Ingredients Jump to Instructions ↓

  1. 2 Bacon - diced

  2. 1 Tomato (large)

  3. 2 teaspoons 10ml Tomato paste

  4. 1 Roasted garlic

  5. 1 Shallot - diced

  6. 1 teaspoon 5ml Balsamic vinegar

  7. 2 teaspoons 10ml Raspberry vinegar

  8. 1/4 cup 59ml Corn oil

  9. 1/4 cup 59ml Olive oil

  10. Salt

  11. 12 cups 480g / 16oz Lettuce leaves - such as romaine bibb, arugula & red oak leaf rinsed dried

Instructions Jump to Ingredients ↑

  1. In a skillet, cook the bacon until the fat is rendered; reserve bacon and fat separately.

  2. Smoke the tomato for 15 minutes (in a skillet turning often until over medium-high heat).

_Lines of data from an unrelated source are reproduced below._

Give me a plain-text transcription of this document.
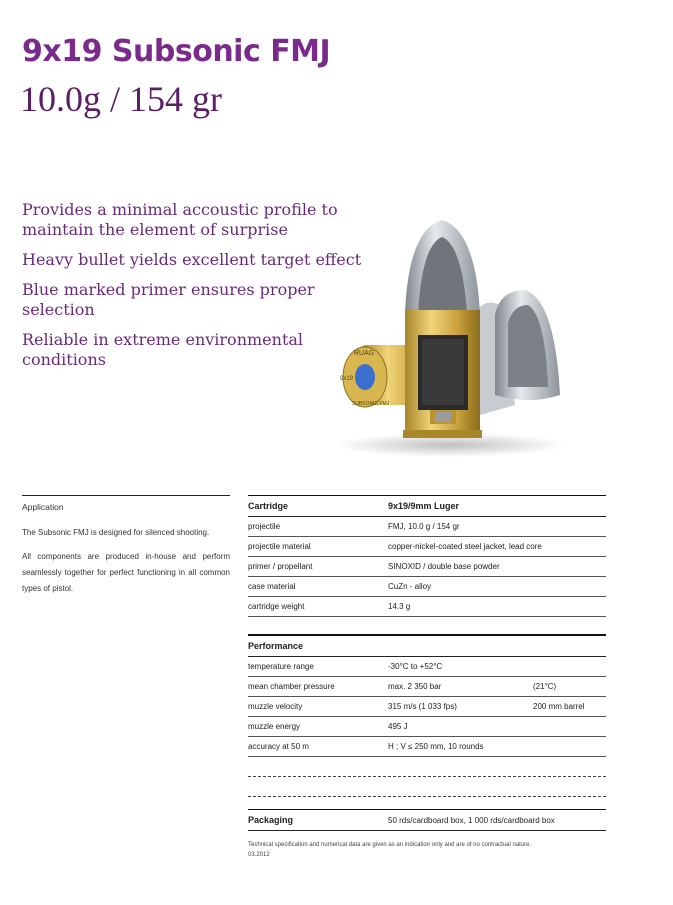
9x19 Subsonic FMJ
10.0g / 154 gr

Provides a minimal accoustic profile to maintain the element of surprise

Heavy bullet yields excellent target effect

Blue marked primer ensures proper selection

Reliable in extreme environmental conditions	RUAG
9x19
SUBSONIC FMJ
Application

The Subsonic FMJ is designed for silenced shooting.

All components are produced in-house and perform seamlessly together for perfect functioning in all common types of pistol.

Cartridge	9x19/9mm Luger
projectile	FMJ, 10.0 g / 154 gr
projectile material	copper-nickel-coated steel jacket, lead core
primer / propellant	SINOXID / double base powder
case material	CuZn - alloy
cartridge weight	14.3 g
Performance
temperature range	-30°C to +52°C
mean chamber pressure	max. 2 350 bar	(21°C)
muzzle velocity	315 m/s (1 033 fps)	200 mm barrel
muzzle energy	495 J
accuracy at 50 m	H ; V ≤ 250 mm, 10 rounds
Packaging	50 rds/cardboard box, 1 000 rds/cardboard box
Technical specification and numerical data are given as an indication only and are of no contractual nature.
03.2012
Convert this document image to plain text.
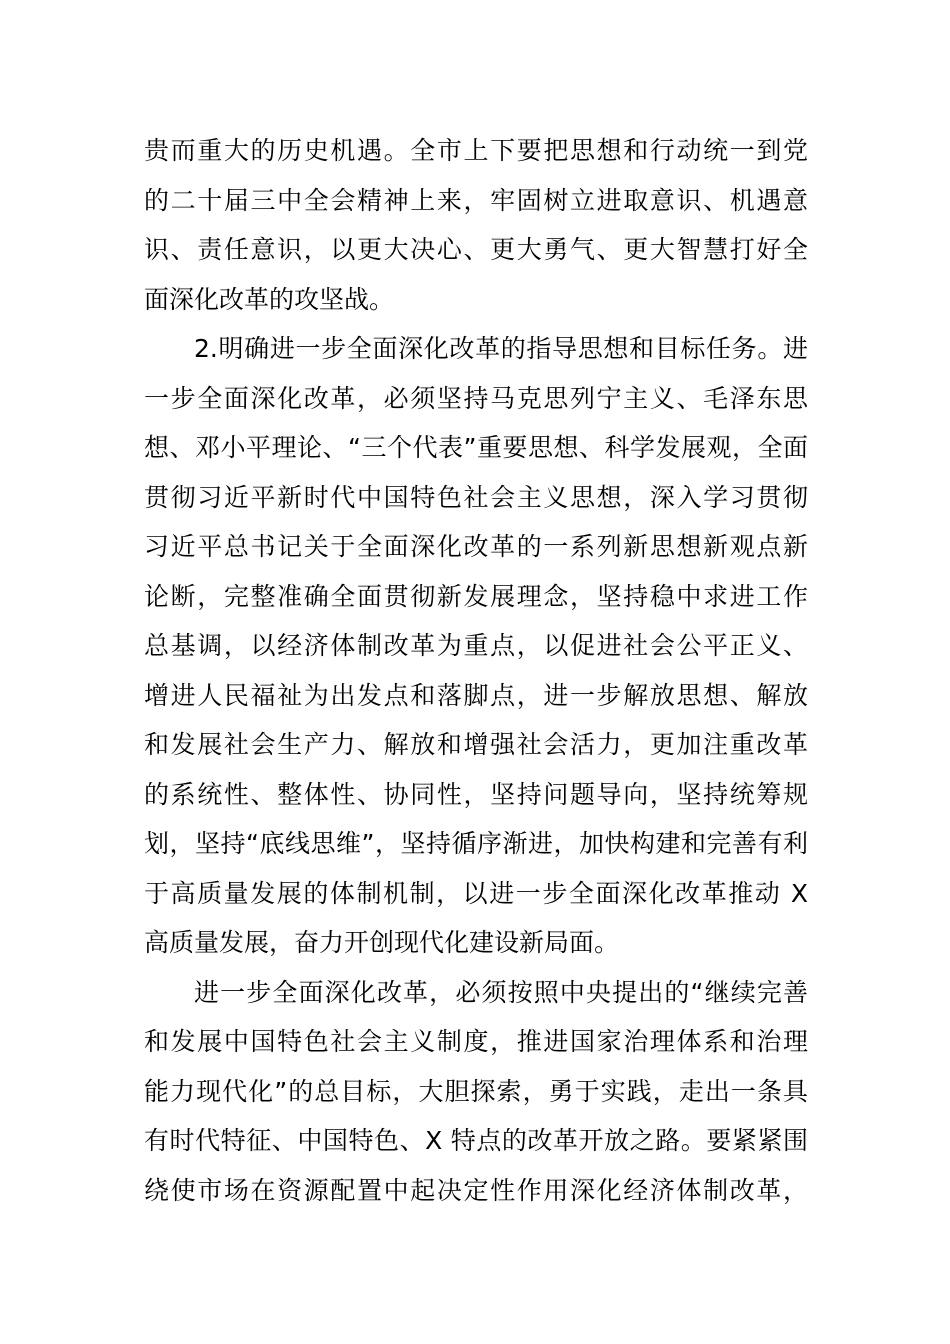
贵而重大的历史机遇。全市上下要把思想和行动统一到党
的二十届三中全会精神上来，牢固树立进取意识、机遇意
识、责任意识，以更大决心、更大勇气、更大智慧打好全
面深化改革的攻坚战。
2.明确进一步全面深化改革的指导思想和目标任务。进
一步全面深化改革，必须坚持马克思列宁主义、毛泽东思
想、邓小平理论、“三个代表”重要思想、科学发展观，全面
贯彻习近平新时代中国特色社会主义思想，深入学习贯彻
习近平总书记关于全面深化改革的一系列新思想新观点新
论断，完整准确全面贯彻新发展理念，坚持稳中求进工作
总基调，以经济体制改革为重点，以促进社会公平正义、
增进人民福祉为出发点和落脚点，进一步解放思想、解放
和发展社会生产力、解放和增强社会活力，更加注重改革
的系统性、整体性、协同性，坚持问题导向，坚持统筹规
划，坚持“底线思维”，坚持循序渐进，加快构建和完善有利
于高质量发展的体制机制，以进一步全面深化改革推动 X
高质量发展，奋力开创现代化建设新局面。
进一步全面深化改革，必须按照中央提出的“继续完善
和发展中国特色社会主义制度，推进国家治理体系和治理
能力现代化”的总目标，大胆探索，勇于实践，走出一条具
有时代特征、中国特色、X 特点的改革开放之路。要紧紧围
绕使市场在资源配置中起决定性作用深化经济体制改革，
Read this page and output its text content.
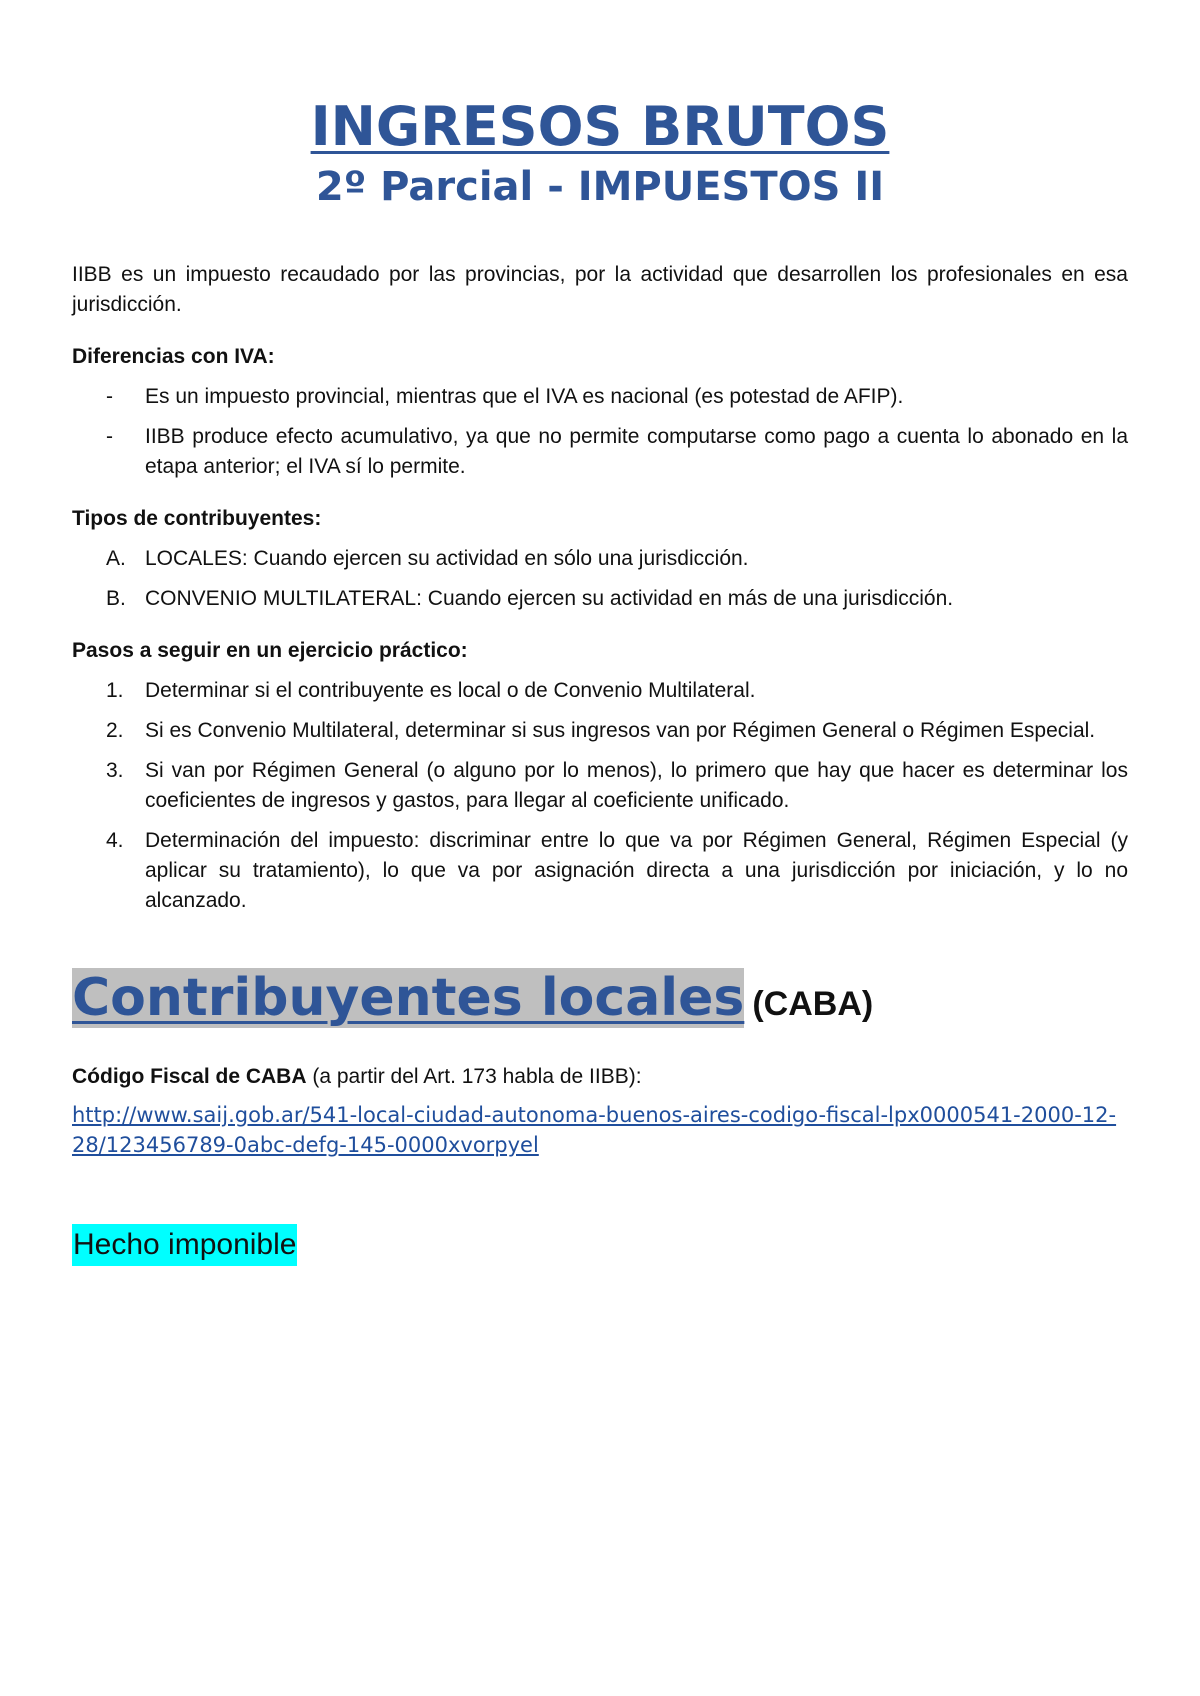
INGRESOS BRUTOS
2º Parcial - IMPUESTOS II

IIBB es un impuesto recaudado por las provincias, por la actividad que desarrollen los profesionales en esa jurisdicción.

Diferencias con IVA:

- Es un impuesto provincial, mientras que el IVA es nacional (es potestad de AFIP).
- IIBB produce efecto acumulativo, ya que no permite computarse como pago a cuenta lo abonado en la etapa anterior; el IVA sí lo permite.

Tipos de contribuyentes:

A. LOCALES: Cuando ejercen su actividad en sólo una jurisdicción.
B. CONVENIO MULTILATERAL: Cuando ejercen su actividad en más de una jurisdicción.

Pasos a seguir en un ejercicio práctico:

1. Determinar si el contribuyente es local o de Convenio Multilateral.
2. Si es Convenio Multilateral, determinar si sus ingresos van por Régimen General o Régimen Especial.
3. Si van por Régimen General (o alguno por lo menos), lo primero que hay que hacer es determinar los coeficientes de ingresos y gastos, para llegar al coeficiente unificado.
4. Determinación del impuesto: discriminar entre lo que va por Régimen General, Régimen Especial (y aplicar su tratamiento), lo que va por asignación directa a una jurisdicción por iniciación, y lo no alcanzado.
Contribuyentes locales (CABA)

Código Fiscal de CABA (a partir del Art. 173 habla de IIBB):

http://www.saij.gob.ar/541-local-ciudad-autonoma-buenos-aires-codigo-fiscal-lpx0000541-2000-12-28/123456789-0abc-defg-145-0000xvorpyel
Hecho imponible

  3. Remove peel, slice in half and squeeze the juice from the tomato into a small saucepan. Reserve the tomato.

  4. Add the tomato paste to the saucepan and cook over medium heat for 2 minutes, stirring often until thickened.

  5. Place the tomato paste and tomato in a blender with the garlic, shallot, and vinegars. Puree for 30 seconds.

  6. Combine the bacon fat and oils, and with the blender on low, drizzle into the puree. Season with salt.

  7. Place the lettuces in a large mixing bowl.

  8. Add the blended dressing and toss gently but thoroughly. Divide among 4 or 6 plates and top each salad with some of the reserved bacon.